The Librarian of Congress has named the annual list of 25 motion pictures selected for preservation as part of the National Film Registry of the Library of Congress. The Empire Strikes Back, The Exorcist, and Electronic Labyrinth: THX 1138 4EB are just a few of the films selected for 2010.
Under the terms of the National Film Preservation Act, each year the Librarian of Congress names 25 films to the National Film Registry that are “culturally, historically or aesthetically” significant, to be preserved for all time. These films are not selected as the “best” American films of all time, but rather as works of enduring significance to American culture.
Annual selections to the registry are finalized by the Librarian after reviewing hundreds of titles nominated by the public (this year 2,112 films were nominated) and having extensive discussions with the distinguished members of the National Film Preservation Board, as well as the Library’s motion-picture staff. The Librarian urges the public to make nominations for next year’s registry at the Film Board’s website (www. loc.gov/film).
2010 National Film Registry:
Electronic Labyrinth: THX 1138 4EB (1967)
This 15-minute film, produced by George Lucas while a student at the University of Southern California, won the 1968 United States National Student Film Festival drama award and inspired Warner Bros. studio to sign Lucas to produce the expanded feature length THX 1138 under the tutelage of Francis Ford Coppola. This film has evoked comparisons to George Orwell’s 1984 and impressed audiences with its technical inventiveness and cautionary view of a future filled with security cameras and omnipresent scrutiny.

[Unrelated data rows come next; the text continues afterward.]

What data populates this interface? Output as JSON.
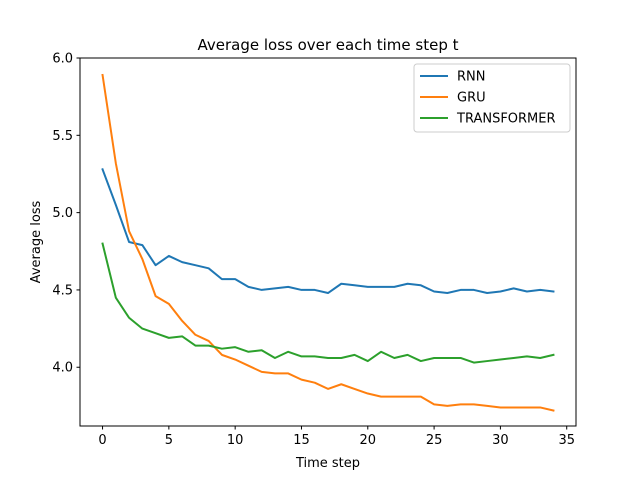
{
  "chart_data": {
    "type": "line",
    "title": "Average loss over each time step t",
    "xlabel": "Time step",
    "ylabel": "Average loss",
    "xlim": [
      -1.7,
      35.7
    ],
    "ylim": [
      3.62,
      6.0
    ],
    "xticks": [
      0,
      5,
      10,
      15,
      20,
      25,
      30,
      35
    ],
    "yticks": [
      4.0,
      4.5,
      5.0,
      5.5,
      6.0
    ],
    "ytick_labels": [
      "4.0",
      "4.5",
      "5.0",
      "5.5",
      "6.0"
    ],
    "legend_position": "top-right",
    "grid": false,
    "x": [
      0,
      1,
      2,
      3,
      4,
      5,
      6,
      7,
      8,
      9,
      10,
      11,
      12,
      13,
      14,
      15,
      16,
      17,
      18,
      19,
      20,
      21,
      22,
      23,
      24,
      25,
      26,
      27,
      28,
      29,
      30,
      31,
      32,
      33,
      34
    ],
    "series": [
      {
        "name": "RNN",
        "color": "#1f77b4",
        "values": [
          5.28,
          5.05,
          4.81,
          4.79,
          4.66,
          4.72,
          4.68,
          4.66,
          4.64,
          4.57,
          4.57,
          4.52,
          4.5,
          4.51,
          4.52,
          4.5,
          4.5,
          4.48,
          4.54,
          4.53,
          4.52,
          4.52,
          4.52,
          4.54,
          4.53,
          4.49,
          4.48,
          4.5,
          4.5,
          4.48,
          4.49,
          4.51,
          4.49,
          4.5,
          4.49
        ]
      },
      {
        "name": "GRU",
        "color": "#ff7f0e",
        "values": [
          5.89,
          5.32,
          4.88,
          4.7,
          4.46,
          4.41,
          4.3,
          4.21,
          4.17,
          4.08,
          4.05,
          4.01,
          3.97,
          3.96,
          3.96,
          3.92,
          3.9,
          3.86,
          3.89,
          3.86,
          3.83,
          3.81,
          3.81,
          3.81,
          3.81,
          3.76,
          3.75,
          3.76,
          3.76,
          3.75,
          3.74,
          3.74,
          3.74,
          3.74,
          3.72
        ]
      },
      {
        "name": "TRANSFORMER",
        "color": "#2ca02c",
        "values": [
          4.8,
          4.45,
          4.32,
          4.25,
          4.22,
          4.19,
          4.2,
          4.14,
          4.14,
          4.12,
          4.13,
          4.1,
          4.11,
          4.06,
          4.1,
          4.07,
          4.07,
          4.06,
          4.06,
          4.08,
          4.04,
          4.1,
          4.06,
          4.08,
          4.04,
          4.06,
          4.06,
          4.06,
          4.03,
          4.04,
          4.05,
          4.06,
          4.07,
          4.06,
          4.08
        ]
      }
    ]
  }
}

The Empire Strikes Back (1980)
The much anticipated continuation of the Star Wars saga, Irvin Kershner’s 1980 sequel sustained the action-adventure and storytelling success of its predecessor and helped lay the foundation for one of the most commercially successful film series in American cinematic history.
The Exorcist (1973)
The Exorcist is one of the most successful and influential horror films of all time. Its influence, both stylistically and in narrative, continues to be seen in many movies of the 21st century. The film’s success, both commercially and cinematically, provides a rare example of a popular novel being ably adapted for the big screen.